Your presentation of the pick-up experience for the customer vs. the experience for the customer who still goes into the store and shops is spot on and you have to ask yourself how is this sustainable? Again these pick up services were done in response to Amazon... Wall Street punished retailers who were not offering such services... Amazon again leading the regular retailers down a money losing path.
Thanks. Some companies recognize the road to destruction like Costco, and are not implementing these kinds of curbside pickup services. Here in California where non grocery retailers were forced into curbside pickup or closure for months, this has become something that the customer became used to and now expects and demands. It unfortunately isn't just a Wall Street demand.
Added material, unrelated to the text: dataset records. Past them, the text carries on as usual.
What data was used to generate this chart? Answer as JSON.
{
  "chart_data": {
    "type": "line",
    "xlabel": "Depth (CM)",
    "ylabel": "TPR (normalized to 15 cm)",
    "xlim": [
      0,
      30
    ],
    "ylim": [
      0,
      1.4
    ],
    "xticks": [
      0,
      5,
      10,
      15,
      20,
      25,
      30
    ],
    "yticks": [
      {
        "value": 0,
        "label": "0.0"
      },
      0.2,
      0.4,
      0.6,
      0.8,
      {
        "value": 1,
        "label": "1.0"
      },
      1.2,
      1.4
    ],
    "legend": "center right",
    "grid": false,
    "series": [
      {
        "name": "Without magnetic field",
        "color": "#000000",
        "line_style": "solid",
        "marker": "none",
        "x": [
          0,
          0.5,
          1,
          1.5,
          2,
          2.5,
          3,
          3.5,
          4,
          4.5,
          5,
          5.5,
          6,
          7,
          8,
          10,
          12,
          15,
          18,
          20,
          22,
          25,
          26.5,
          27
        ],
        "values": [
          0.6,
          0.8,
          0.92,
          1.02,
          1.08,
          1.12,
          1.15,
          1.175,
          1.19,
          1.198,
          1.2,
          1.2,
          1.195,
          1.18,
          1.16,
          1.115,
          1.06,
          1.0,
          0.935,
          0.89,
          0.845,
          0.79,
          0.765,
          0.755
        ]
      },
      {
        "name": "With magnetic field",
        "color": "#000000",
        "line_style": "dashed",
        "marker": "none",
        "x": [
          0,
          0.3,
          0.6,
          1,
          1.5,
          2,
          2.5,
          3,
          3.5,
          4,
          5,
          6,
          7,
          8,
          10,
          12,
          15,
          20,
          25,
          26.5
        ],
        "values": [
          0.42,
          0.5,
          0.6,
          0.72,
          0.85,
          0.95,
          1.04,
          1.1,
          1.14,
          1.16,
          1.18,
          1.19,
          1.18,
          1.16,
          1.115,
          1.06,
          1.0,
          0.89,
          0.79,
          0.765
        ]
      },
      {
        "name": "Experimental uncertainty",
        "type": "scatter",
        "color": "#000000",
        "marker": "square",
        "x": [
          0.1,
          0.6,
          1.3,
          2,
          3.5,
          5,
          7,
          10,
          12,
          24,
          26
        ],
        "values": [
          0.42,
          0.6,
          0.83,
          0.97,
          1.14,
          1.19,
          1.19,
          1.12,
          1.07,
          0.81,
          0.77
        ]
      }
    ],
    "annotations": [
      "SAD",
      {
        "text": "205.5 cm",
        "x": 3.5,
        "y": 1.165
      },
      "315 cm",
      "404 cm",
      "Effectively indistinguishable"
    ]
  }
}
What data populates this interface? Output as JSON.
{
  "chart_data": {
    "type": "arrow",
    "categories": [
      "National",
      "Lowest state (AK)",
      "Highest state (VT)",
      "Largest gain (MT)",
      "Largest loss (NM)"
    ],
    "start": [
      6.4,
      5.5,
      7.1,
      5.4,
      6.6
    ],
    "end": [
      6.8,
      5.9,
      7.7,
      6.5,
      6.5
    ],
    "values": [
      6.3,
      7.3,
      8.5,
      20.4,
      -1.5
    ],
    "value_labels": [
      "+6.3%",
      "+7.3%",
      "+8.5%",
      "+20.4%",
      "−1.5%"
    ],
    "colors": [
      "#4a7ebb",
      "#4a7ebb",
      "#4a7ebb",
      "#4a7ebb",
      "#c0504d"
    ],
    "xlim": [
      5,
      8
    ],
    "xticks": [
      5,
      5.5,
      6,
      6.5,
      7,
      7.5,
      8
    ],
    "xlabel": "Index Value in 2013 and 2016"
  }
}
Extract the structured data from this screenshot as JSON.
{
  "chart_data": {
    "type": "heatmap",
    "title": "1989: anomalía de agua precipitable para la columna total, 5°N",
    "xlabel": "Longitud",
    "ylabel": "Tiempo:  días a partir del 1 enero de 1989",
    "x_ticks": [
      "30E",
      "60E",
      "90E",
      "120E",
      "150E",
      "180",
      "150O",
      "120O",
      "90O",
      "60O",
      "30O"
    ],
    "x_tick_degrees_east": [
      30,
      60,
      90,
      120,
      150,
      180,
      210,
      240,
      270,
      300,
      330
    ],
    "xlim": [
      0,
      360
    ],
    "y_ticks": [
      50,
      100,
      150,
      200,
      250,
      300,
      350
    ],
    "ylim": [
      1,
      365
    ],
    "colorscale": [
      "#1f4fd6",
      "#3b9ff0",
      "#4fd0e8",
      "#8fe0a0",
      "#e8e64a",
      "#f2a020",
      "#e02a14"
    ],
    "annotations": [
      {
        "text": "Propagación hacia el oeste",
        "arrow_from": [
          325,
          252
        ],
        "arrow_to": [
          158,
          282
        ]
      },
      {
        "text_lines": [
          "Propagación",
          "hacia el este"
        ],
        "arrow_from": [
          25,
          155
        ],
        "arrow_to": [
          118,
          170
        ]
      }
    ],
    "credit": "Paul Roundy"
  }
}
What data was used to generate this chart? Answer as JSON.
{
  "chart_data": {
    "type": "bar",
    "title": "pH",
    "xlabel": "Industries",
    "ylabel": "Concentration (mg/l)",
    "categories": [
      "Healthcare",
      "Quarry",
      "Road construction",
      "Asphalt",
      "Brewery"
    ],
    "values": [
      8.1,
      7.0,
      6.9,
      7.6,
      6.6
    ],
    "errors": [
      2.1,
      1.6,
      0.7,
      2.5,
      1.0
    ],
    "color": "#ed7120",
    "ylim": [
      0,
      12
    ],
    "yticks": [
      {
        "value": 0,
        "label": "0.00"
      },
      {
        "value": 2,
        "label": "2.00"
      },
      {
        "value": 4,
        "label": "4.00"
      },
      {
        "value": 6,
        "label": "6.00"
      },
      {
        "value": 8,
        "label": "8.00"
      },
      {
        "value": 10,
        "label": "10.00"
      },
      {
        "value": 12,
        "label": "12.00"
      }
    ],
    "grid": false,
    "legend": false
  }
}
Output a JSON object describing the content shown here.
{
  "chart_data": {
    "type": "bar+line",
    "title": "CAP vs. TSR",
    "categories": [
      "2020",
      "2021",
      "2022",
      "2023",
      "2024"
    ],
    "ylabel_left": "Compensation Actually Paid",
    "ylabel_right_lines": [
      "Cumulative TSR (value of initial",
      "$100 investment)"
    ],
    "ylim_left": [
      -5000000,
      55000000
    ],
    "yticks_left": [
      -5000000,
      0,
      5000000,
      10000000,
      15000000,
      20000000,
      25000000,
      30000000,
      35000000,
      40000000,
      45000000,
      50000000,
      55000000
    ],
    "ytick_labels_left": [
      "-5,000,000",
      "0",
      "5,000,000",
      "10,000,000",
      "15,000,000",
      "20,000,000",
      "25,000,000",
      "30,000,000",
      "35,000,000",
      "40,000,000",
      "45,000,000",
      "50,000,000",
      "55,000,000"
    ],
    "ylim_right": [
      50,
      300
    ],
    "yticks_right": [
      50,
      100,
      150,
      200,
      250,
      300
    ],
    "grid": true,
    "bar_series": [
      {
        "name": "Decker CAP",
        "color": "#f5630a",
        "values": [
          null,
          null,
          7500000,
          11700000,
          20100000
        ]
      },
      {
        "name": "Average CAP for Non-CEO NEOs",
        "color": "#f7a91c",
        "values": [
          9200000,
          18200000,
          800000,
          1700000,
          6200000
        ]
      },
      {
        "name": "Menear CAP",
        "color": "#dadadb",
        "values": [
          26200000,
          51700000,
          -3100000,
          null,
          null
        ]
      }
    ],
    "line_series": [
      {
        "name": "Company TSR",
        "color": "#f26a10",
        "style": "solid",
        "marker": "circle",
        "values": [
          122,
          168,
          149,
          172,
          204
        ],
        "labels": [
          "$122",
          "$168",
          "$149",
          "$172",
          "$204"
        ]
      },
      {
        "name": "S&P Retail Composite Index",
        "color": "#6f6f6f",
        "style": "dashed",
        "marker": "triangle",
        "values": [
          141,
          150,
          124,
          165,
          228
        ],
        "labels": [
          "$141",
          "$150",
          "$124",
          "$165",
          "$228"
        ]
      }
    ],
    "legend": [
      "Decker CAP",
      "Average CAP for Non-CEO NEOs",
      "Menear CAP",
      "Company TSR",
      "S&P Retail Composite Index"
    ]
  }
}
What they are not recognizing is that part of the "inflation explosion" being called out right now is that the retailers who can't afford their e-commerce operations are cutting back on promotions, coupons, advertising etc. in hopes that this will be a temporary fad. Prices are going up because of these services more than any other reason in retail. What makes it tough is that they can't raise prices for the e-commerce pick up service - because the customer can instantly compare price and if they see it cheaper elsewhere then that's who will get the order. So I think that the in store retail shopper is going to pay the price. On items that are not frequently price compared or purchased online the price will have to go up in store. Again I need to investigate further but I believe that Amazon has already made adjustments like this to the Fresh stores and may be charging more in store than online - they are probably the best example of a retailer where the in store customer is not very likely to be an online shopper. But for Walmart, Target and others they run the risk of upsetting the customer who sees a low price online and goes into the store only to find it higher on the shelf. Target already got some negative publicity last year when their app was proven to show a lower price outside of the store, but when the customer entered the app is connected to "Bluetooth beacons" inside the building that tell the app to download updated pricing to match that particular location. I suspect the stores that have the heaviest "Target Drive Up" sales are getting price increases on the sales floor.